World

Why we must run the damn cartoons

Michael Petrou on the imperative of publishing the Charlie Hebdo cartoons of the prophet Muhammad

A man holds up the front page of the latest issue of Charlie Hebdo, a satirical magazine, which shows a caricature of French author Michel Houellebecq. At least 12 have died in a shooting at the Charlie Hebdo offices. (Jacky Naegelen/Reuters)

A man holds up the front page of the latest issue of Charlie Hebdo, a satirical magazine, which shows a caricature of French author Michel Houellebecq.  (Jacky Naegelen/Reuters)

Canadian journalists, like our colleagues elsewhere in the West, can be tiresomely self-important. Stick us in front of a microphone at a student journalism conference, and even those among us who write mostly about local theatre or high school sports can be counted on to voice platitudes about defending freedom of the press. Those who report on a bigger stage — covering national politics, for example — can get righteously indignant at tightly managed press conferences with limits on the number of questions reporters can ask. (So don’t attend them; or do, and shout out your questions anyway.)

But little of what we in the West face is genuinely threatening to our freedom of expression—especially when compared with the dangers routinely confronted by journalists in places such as Russia, Afghanistan, Iran, Syria, Iraq and Mexico. There, intimidation comes in the form of physical violence. Death threats are sincere. Lest we forget Zahra Kazemi, murdered in Iranian custody. Lest we forget Mohamed Fahmy and his Al Jazeera co-workers, still languishing in an Egyptian jail.

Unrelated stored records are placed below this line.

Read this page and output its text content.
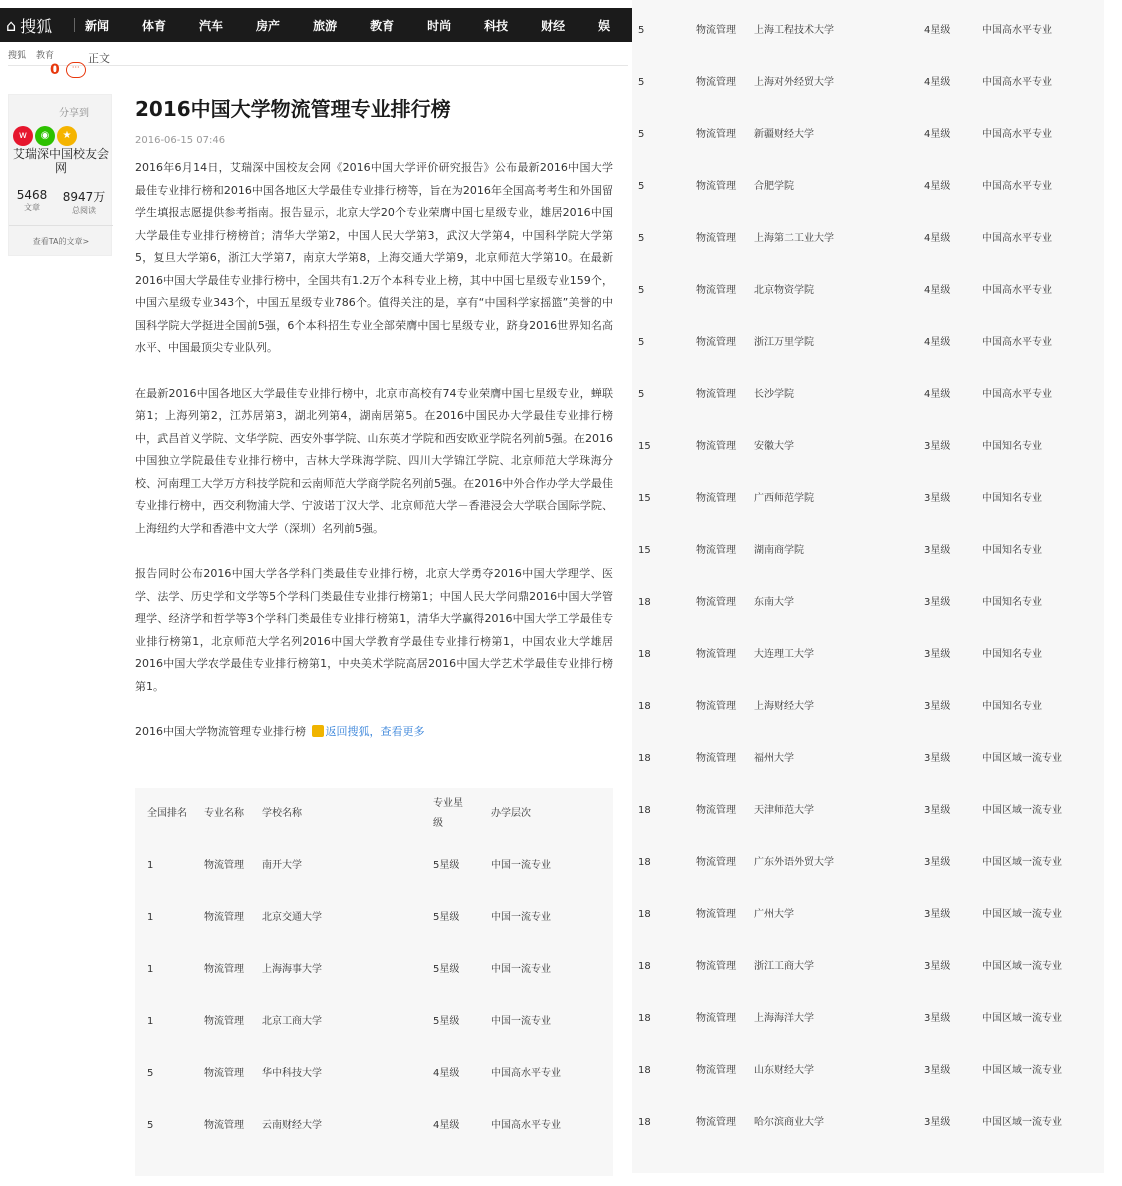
⌂ 搜狐	新闻	体育	汽车	房产	旅游	教育	时尚	科技	财经	娱
搜狐 教育	正文
0	···
分享到
w	◉	★
艾瑞深中国校友会网
5468
文章
8947万
总阅读
查看TA的文章>
2016中国大学物流管理专业排行榜
2016-06-15 07:46

2016年6月14日，艾瑞深中国校友会网《2016中国大学评价研究报告》公布最新2016中国大学最佳专业排行榜和2016中国各地区大学最佳专业排行榜等，旨在为2016年全国高考考生和外国留学生填报志愿提供参考指南。报告显示，北京大学20个专业荣膺中国七星级专业，雄居2016中国大学最佳专业排行榜榜首；清华大学第2，中国人民大学第3，武汉大学第4，中国科学院大学第5，复旦大学第6，浙江大学第7，南京大学第8，上海交通大学第9，北京师范大学第10。在最新2016中国大学最佳专业排行榜中，全国共有1.2万个本科专业上榜，其中中国七星级专业159个，中国六星级专业343个，中国五星级专业786个。值得关注的是，享有“中国科学家摇篮”美誉的中国科学院大学挺进全国前5强，6个本科招生专业全部荣膺中国七星级专业，跻身2016世界知名高水平、中国最顶尖专业队列。

在最新2016中国各地区大学最佳专业排行榜中，北京市高校有74专业荣膺中国七星级专业，蝉联第1；上海列第2，江苏居第3，湖北列第4，湖南居第5。在2016中国民办大学最佳专业排行榜中，武昌首义学院、文华学院、西安外事学院、山东英才学院和西安欧亚学院名列前5强。在2016中国独立学院最佳专业排行榜中，吉林大学珠海学院、四川大学锦江学院、北京师范大学珠海分校、河南理工大学万方科技学院和云南师范大学商学院名列前5强。在2016中外合作办学大学最佳专业排行榜中，西交利物浦大学、宁波诺丁汉大学、北京师范大学－香港浸会大学联合国际学院、上海纽约大学和香港中文大学（深圳）名列前5强。

报告同时公布2016中国大学各学科门类最佳专业排行榜，北京大学勇夺2016中国大学理学、医学、法学、历史学和文学等5个学科门类最佳专业排行榜第1；中国人民大学问鼎2016中国大学管理学、经济学和哲学等3个学科门类最佳专业排行榜第1，清华大学赢得2016中国大学工学最佳专业排行榜第1，北京师范大学名列2016中国大学教育学最佳专业排行榜第1，中国农业大学雄居2016中国大学农学最佳专业排行榜第1，中央美术学院高居2016中国大学艺术学最佳专业排行榜第1。

2016中国大学物流管理专业排行榜 返回搜狐，查看更多
全国排名 专业名称 学校名称
专业星级
办学层次
1	物流管理 南开大学	5星级	中国一流专业
1	物流管理 北京交通大学	5星级	中国一流专业
1	物流管理 上海海事大学	5星级	中国一流专业
1	物流管理 北京工商大学	5星级	中国一流专业
5	物流管理 华中科技大学	4星级	中国高水平专业
5	物流管理 云南财经大学	4星级	中国高水平专业
5	物流管理 上海工程技术大学	4星级	中国高水平专业
5	物流管理 上海对外经贸大学	4星级	中国高水平专业
5	物流管理 新疆财经大学	4星级	中国高水平专业
5	物流管理 合肥学院	4星级	中国高水平专业
5	物流管理 上海第二工业大学	4星级	中国高水平专业
5	物流管理 北京物资学院	4星级	中国高水平专业
5	物流管理 浙江万里学院	4星级	中国高水平专业
5	物流管理 长沙学院	4星级	中国高水平专业
15	物流管理 安徽大学	3星级	中国知名专业
15	物流管理 广西师范学院	3星级	中国知名专业
15	物流管理 湖南商学院	3星级	中国知名专业
18	物流管理 东南大学	3星级	中国知名专业
18	物流管理 大连理工大学	3星级	中国知名专业
18	物流管理 上海财经大学	3星级	中国知名专业
18	物流管理 福州大学	3星级	中国区域一流专业
18	物流管理 天津师范大学	3星级	中国区域一流专业
18	物流管理 广东外语外贸大学	3星级	中国区域一流专业
18	物流管理 广州大学	3星级	中国区域一流专业
18	物流管理 浙江工商大学	3星级	中国区域一流专业
18	物流管理 上海海洋大学	3星级	中国区域一流专业
18	物流管理 山东财经大学	3星级	中国区域一流专业
18	物流管理 哈尔滨商业大学	3星级	中国区域一流专业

This week our risk exposure changed. Gunmen, apparently Islamists, attacked the offices of the French satirical newspaper Charlie Hebdo, murdering 12.

The newspaper’s offence was to give offence. It poked fun at everyone: Muslims, Jews, Catholics. Its cartoons could be crude and racist. But it generated the greatest anger from Muslims who objected to perceived mockery of the prophet Muhammad. In 2011, Charlie Hebdo published a “special edition” with Muhammad listed as editor-in-chief (“100 lashes if you don’t die of laughter,” he says on the cover). The paper was fire-bombed. Gunmen this week were heard boasting after their killing spree that they had “avenged the prophet Muhammad.”

The slaughter in Paris has given many journalists in the West a taste of the fear our colleagues elsewhere in the world face much more regularly. Here was a real and credible threat: “Offend us, and you could be next.” We haven’t responded well.

I refer to the decision taken by many major media organizations in Britain and North America — including Maclean’s — not to publish the Charlie Hebdo cartoons that most bothered some Muslims. These would be the ones depicting the prophet Muhammad. At least 10 publications in Quebec did publish one or more of the cartoons, as did the Washington Post and the National Post. Some newer online publications such as the Daily Beast also published several of the controversial images.

Some who have not published have had the decency of honesty: they’re afraid. Most have tried to dress up their fear with arguments about not offending readers and viewers.

The cartoons are journalistically relevant. They have provoked anger, and, it would appear, murder. News consumers cannot properly understand what happened this week without seeing the cartoons in question. That purported journalists would claim not offending people trumps this most basic duty to inform is shameful.

So let us instead deal with the real reason: fear. It’s not cowardice. The risks are real. And that — in addition to the inherent news value in the cartoons — is why they should be published.

Solidarity, true solidarity, is more than simply voicing support. It’s sharing risk. And it’s diluting that risk by sharing it among as many people as possible. This is a moment when journalists can and should protect the values we claim to uphold by asserting a willingness to suffer for them. Publish the damn cartoons.